I’m midway through Salmonella Alert ‘07. So far, none has been spotted. It’s pretty easy to spot salmonella, what with the projectile vomiting and explosive diarrhea.

I’m fine. Really. Last night B. grilled some chicken breasts, corn on the cob, and wee little yellow potatoes, and it was all great. Well, until I got about three bites into my chicken and thought, “Mmmmm … slick and chewy. Oh my God! Chicken shouldn’t be slick and chewy!!!” and commenced spitting chewed food onto my plate and teaching my kid a new way to entertain herself at the dinner table. Sure enough, my chicken wasn’t cooked through.

The other pieces of chicken were fine. Mine was the only raw one.

I have the disadvantage of knowledge in this category. In culinary school, they made damn sure that we knew every single thing there is to know about food-borne illnesses and how to prevent them. Generally, I can touch a piece of chicken or a steak and tell you to what degree it’s been cooked, which makes me feel particularly stupid about devouring half of a raw piece of chicken.

I’m a bit on the paranoid/hypochondriac side as it is. Being on Salmonella Alert ‘07 doesn’t help. Every time my stomach gurgled last night I was sure This Was It. And my stomach gurgled a lot. Turns out I was just hungry from not finishing my dinner.

It would be so much easier if they made early salmonella detection tests. If you see one line, you’re negative. If you don’t see any lines because you’ve befouled the stick, chances are you’re positive.

Salmonella generally manifests within 48 hours of ingestion. I remember that from every class I took in culinary school. From my own personal experiences with the disease (two of them, none of them caused by my own food), I tend to develop it faster than that, and in a manner that completely prevents me from functioning as a human being. I become a vomit zombie, or vombie, if you will.

The first time, I was in college, and it hit quick and fast, delivered via a sandwich from Arby’s. I was incapacitated enough that my mother had to be called to fetch me.

The second time was from St.
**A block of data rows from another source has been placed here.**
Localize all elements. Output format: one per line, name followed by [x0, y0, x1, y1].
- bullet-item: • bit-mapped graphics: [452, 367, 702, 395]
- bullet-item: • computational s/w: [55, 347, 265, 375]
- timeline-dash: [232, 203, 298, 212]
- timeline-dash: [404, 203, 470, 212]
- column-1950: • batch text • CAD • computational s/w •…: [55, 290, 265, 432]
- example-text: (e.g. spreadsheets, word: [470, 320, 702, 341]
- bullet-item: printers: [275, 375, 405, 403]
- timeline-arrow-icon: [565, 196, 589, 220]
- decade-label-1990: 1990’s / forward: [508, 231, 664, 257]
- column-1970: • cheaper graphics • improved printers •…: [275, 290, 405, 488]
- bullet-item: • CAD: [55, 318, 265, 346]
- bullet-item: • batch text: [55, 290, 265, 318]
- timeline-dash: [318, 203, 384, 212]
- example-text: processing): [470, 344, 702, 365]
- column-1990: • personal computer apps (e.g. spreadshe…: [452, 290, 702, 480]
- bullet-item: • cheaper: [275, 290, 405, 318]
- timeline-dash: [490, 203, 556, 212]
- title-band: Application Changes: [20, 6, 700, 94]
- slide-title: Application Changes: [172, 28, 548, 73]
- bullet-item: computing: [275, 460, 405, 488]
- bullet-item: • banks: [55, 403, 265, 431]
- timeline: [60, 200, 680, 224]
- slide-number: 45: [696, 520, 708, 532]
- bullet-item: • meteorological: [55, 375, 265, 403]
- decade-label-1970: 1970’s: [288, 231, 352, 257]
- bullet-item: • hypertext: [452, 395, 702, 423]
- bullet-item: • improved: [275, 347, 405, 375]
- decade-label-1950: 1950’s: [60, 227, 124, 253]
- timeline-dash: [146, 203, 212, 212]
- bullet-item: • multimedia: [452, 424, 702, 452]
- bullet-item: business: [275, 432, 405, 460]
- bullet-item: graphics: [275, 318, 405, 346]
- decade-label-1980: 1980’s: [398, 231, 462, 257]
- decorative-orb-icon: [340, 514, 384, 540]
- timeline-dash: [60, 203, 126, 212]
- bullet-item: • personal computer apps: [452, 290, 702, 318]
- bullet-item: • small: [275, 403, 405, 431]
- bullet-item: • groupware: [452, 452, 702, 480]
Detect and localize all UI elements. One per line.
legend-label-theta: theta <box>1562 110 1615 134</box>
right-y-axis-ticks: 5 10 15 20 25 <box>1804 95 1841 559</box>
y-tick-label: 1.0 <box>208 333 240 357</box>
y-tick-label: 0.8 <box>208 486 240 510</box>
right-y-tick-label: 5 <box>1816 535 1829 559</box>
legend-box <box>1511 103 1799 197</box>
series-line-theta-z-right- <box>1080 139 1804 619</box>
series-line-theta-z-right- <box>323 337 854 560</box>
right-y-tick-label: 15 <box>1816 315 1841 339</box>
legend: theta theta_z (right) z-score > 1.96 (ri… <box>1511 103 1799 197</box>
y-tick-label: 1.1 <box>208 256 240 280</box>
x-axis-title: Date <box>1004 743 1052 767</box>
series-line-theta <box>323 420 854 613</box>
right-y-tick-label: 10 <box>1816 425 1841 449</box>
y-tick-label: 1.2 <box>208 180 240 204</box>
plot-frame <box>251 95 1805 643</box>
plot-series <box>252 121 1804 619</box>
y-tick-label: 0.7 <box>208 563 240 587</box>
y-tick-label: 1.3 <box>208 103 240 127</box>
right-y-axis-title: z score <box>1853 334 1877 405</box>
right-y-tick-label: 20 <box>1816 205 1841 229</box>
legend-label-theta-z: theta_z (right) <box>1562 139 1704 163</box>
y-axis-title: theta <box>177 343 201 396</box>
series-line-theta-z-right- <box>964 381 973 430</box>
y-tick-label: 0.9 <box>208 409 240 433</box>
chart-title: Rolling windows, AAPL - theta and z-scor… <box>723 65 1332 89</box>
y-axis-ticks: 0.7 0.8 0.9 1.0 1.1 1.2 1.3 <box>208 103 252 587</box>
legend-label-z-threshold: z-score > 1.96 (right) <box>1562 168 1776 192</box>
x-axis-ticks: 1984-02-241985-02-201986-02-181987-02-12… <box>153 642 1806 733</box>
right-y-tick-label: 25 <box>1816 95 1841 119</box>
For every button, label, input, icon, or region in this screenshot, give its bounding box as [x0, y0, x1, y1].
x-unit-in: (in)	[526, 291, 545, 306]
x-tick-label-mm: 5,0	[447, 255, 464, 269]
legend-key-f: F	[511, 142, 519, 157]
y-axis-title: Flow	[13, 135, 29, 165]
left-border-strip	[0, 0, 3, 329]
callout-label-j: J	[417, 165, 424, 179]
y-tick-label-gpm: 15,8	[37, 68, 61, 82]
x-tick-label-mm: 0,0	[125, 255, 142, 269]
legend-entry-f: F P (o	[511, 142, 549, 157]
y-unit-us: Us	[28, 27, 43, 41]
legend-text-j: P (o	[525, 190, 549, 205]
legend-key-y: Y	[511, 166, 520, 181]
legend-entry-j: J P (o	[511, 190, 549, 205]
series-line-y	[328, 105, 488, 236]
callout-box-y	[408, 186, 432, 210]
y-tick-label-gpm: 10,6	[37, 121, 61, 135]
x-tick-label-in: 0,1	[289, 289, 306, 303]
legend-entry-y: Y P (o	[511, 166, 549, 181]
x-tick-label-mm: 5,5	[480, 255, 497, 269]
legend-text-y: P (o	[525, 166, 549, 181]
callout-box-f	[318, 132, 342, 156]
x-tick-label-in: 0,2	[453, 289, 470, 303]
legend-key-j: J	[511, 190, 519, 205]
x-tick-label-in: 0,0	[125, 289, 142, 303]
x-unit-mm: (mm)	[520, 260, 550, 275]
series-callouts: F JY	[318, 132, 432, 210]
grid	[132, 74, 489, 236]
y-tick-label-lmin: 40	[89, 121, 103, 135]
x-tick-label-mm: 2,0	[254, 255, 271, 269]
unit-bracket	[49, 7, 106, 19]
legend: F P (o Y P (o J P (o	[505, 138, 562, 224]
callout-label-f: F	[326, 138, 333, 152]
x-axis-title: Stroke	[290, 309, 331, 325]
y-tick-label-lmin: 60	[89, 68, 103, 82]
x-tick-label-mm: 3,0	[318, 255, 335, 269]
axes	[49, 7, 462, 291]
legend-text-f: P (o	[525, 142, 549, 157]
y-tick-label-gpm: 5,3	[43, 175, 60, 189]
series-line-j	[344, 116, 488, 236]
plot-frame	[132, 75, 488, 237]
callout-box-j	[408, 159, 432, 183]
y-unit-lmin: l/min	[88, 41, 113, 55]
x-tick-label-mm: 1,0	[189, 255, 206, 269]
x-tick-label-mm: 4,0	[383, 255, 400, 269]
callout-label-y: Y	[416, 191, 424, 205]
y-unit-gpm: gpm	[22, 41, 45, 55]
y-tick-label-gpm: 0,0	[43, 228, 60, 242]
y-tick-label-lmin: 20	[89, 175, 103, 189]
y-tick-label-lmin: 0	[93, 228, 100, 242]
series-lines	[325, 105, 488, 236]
Louis’ favorite pizza chain (although I have no idea why because my God, they’re gross), Imo’s. I ordered an Italian sub (the same thing I had from Arby’s that made me so ill five years earlier). B. ordered hot wings. I can pretty much guarantee that the genius in the kitchen put B.’s wings in the fryer/oven/delivery car engine block/wherever it is they cook their food, then proceeded to make my sandwich without washing the residual chicken skank from his hands. Not that I witnessed this; I’m just guessing and making unfair assumptions. All I know is I could barely move the next morning, as all of my energy reserves were required for expelling former food items from my body.

Unfortunately, we were supposed to make the 13-hour drive to Michigan to celebrate Christmas with B.’s family that day. He wanted to cancel, but I refused. It was our first Christmas as a married couple and I’d be damned if I was going to ruin it (or have his family think I was wussy enough to be sidelined by residual chicken skank) by staying home. So I puked my way to Michigan.

Also unfortunately, I’m rather fair-skinned, and I tend to rupture every blood vessel in my face when I vomit. By the time we got to Michigan, my face was mapped with every single broken vessel and capillary. A mass of squiggly purple, with bruises around my jaws and the corners of my mouth.

Such a pretty new wife. She’s not contagious, is she? Do you have a life insurance policy on her, because I think she might be dying.

So you can understand why I’m a tad paranoid about last night’s dinner mishap. Abusing my digestive system with a bottomless cup of coffee all day at Cooperella probably wasn’t the smartest thing to do. I feel slightly ill, and I keep thinking, “Uh oh. This Is It,” and then I remember the three gallons of coffee and I’m reassured that I don’t have salmonella. I have liver failure.

Remind me to tell you about Thanksgiving Rabies Watch ‘99 and the encore, Thanksgiving Rabies Watch ‘00. I’ve discovered that we have a raccoon living in our trees, so maybe we’ll do Thanksgiving Rabies Watch ‘07: The Eighth Anniversary Edition this year.